Daniel Ward (b. 1991) is an artist and writer. Working across film, photography and installation, his work explores themes such as commitment, failure and belonging, in relation to wider histories of politics and image-making. At the centre of his work is an examination of the effects and aftereffects of capitalism, Empire and consumerism, and how such forces organise everyday life.
His work often brings together political histories, personal anecdote and archival material, using them in different combinations and intensities. Through experimenting with different techniques and materials, his films often digress from their main subject associatively and poetically, allowing the work to become open-ended rather than strictly didactic. This method of filmmaking resembles the documentary in its form, yet images are juxtaposed and repeated, while sounds are digitally processed from field recordings and found samples.
Ward’s practice also reflects on the way photographic and filmed images are constructed, and the uses to which such images are put. His work is informed by his writing on art and film history, which focuses mostly on histories of experimental, collective and political forms of art-making in the 20th century. His writing has been published in Artforum, Art Monthly, Texte zur Kunst and New Left Review: Sidecar, amongst others. He is currently a PhD candidate at University College London, writing on 20th century British art, politics and film.

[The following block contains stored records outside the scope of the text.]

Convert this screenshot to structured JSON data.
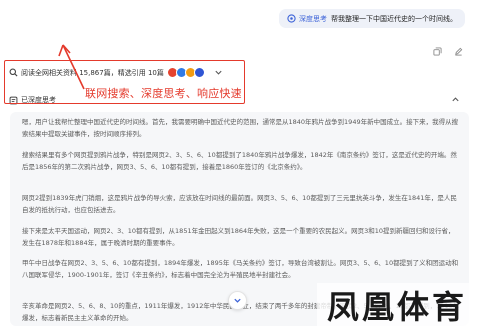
{
  "user_message": {
    "deep_think_label": "深度思考",
    "text": "帮我整理一下中国近代史的一个时间线。"
  },
  "search_summary": {
    "text": "阅读全网相关资料 15,867篇，精选引用 10篇",
    "source_colors": [
      "#e5432f",
      "#2f7ae5",
      "#f39c12",
      "#2f55d4"
    ]
  },
  "thought_summary": {
    "label": "已深度思考"
  },
  "annotation": {
    "text": "联网搜索、深度思考、响应快速",
    "color": "#e43a2c"
  },
  "thinking": {
    "paragraphs": [
      "嗯，用户让我帮忙整理中国近代史的时间线。首先，我需要明确中国近代史的范围，通常是从1840年鸦片战争到1949年新中国成立。接下来，我得从搜索结果中提取关键事件，按时间顺序排列。",
      "搜索结果里有多个网页提到鸦片战争，特别是网页2、3、5、6、10都提到了1840年鸦片战争爆发，1842年《南京条约》签订，这是近代史的开端。然后是1856年的第二次鸦片战争，网页3、5、6、10都有提到，接着是1860年签订的《北京条约》。",
      "网页2提到1839年虎门销烟，这是鸦片战争的导火索，应该放在时间线的最前面。网页3、5、6、10都提到了三元里抗英斗争，发生在1841年，是人民自发的抵抗行动，也应包括进去。",
      "接下来是太平天国运动，网页2、3、10都有提到，从1851年金田起义到1864年失败，这是一个重要的农民起义。网页3和10提到新疆回归和设行省，发生在1878年和1884年，属于晚清时期的重要事件。",
      "甲午中日战争在网页2、3、5、6、10都有提到，1894年爆发，1895年《马关条约》签订，导致台湾被割让。网页3、5、6、10都提到了义和团运动和八国联军侵华，1900-1901年，签订《辛丑条约》，标志着中国完全沦为半殖民地半封建社会。",
      "辛亥革命是网页2、5、6、8、10的重点，1911年爆发，1912年中华民国成立，结束了两千多年的封建帝制。网页2、5、6、8、10都有提到，1919年爆发，标志着新民主主义革命的开始。"
    ]
  },
  "watermark": {
    "text": "凤凰体育"
  }
}
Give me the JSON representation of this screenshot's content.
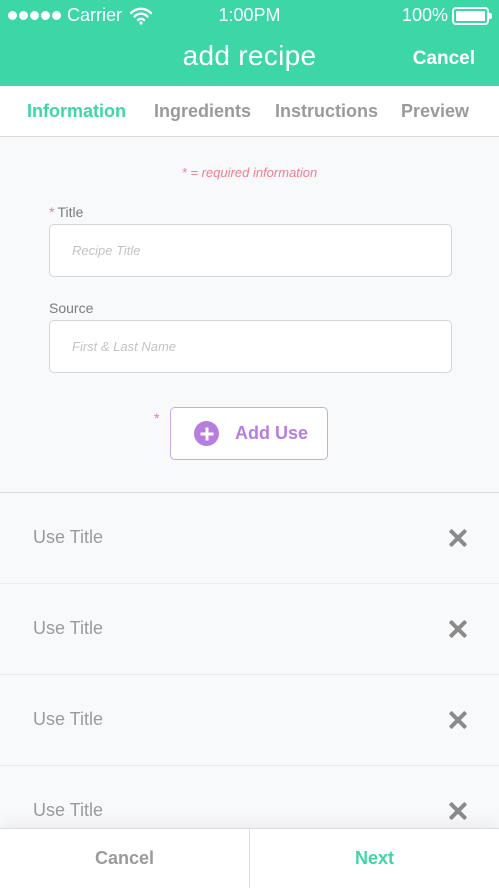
{
  "status_bar": {
    "carrier": "Carrier",
    "time": "1:00PM",
    "battery": "100%",
    "battery_level": 1.0
  },
  "nav": {
    "title": "add recipe",
    "cancel_label": "Cancel"
  },
  "tabs": [
    {
      "label": "Information",
      "active": true
    },
    {
      "label": "Ingredients",
      "active": false
    },
    {
      "label": "Instructions",
      "active": false
    },
    {
      "label": "Preview",
      "active": false
    }
  ],
  "form": {
    "required_note": "* = required information",
    "title_label": "Title",
    "title_placeholder": "Recipe Title",
    "source_label": "Source",
    "source_placeholder": "First & Last Name",
    "required_marker": "*",
    "add_use_label": "Add Use"
  },
  "uses": [
    {
      "title": "Use Title"
    },
    {
      "title": "Use Title"
    },
    {
      "title": "Use Title"
    },
    {
      "title": "Use Title"
    }
  ],
  "bottom": {
    "cancel_label": "Cancel",
    "next_label": "Next"
  },
  "colors": {
    "accent": "#3dd6a7",
    "purple": "#b57edf",
    "required": "#f07d8f"
  },
  "icons": [
    "wifi-icon",
    "battery-icon",
    "plus-circle-icon",
    "close-icon"
  ]
}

He is currently developing a trilogy of films (the first of which is "Lonesome Ghosts" (2025) first exhibited at Peer Gallery, London), exploring the relationship between memory, state violence and visual representation. The next film in this series, provisionally titled “Weapons”, is currently in production and takes Operation Legacy as its starting point—an official state policy to destroy evidence concerning British colonial violence—and the origins of the documentary.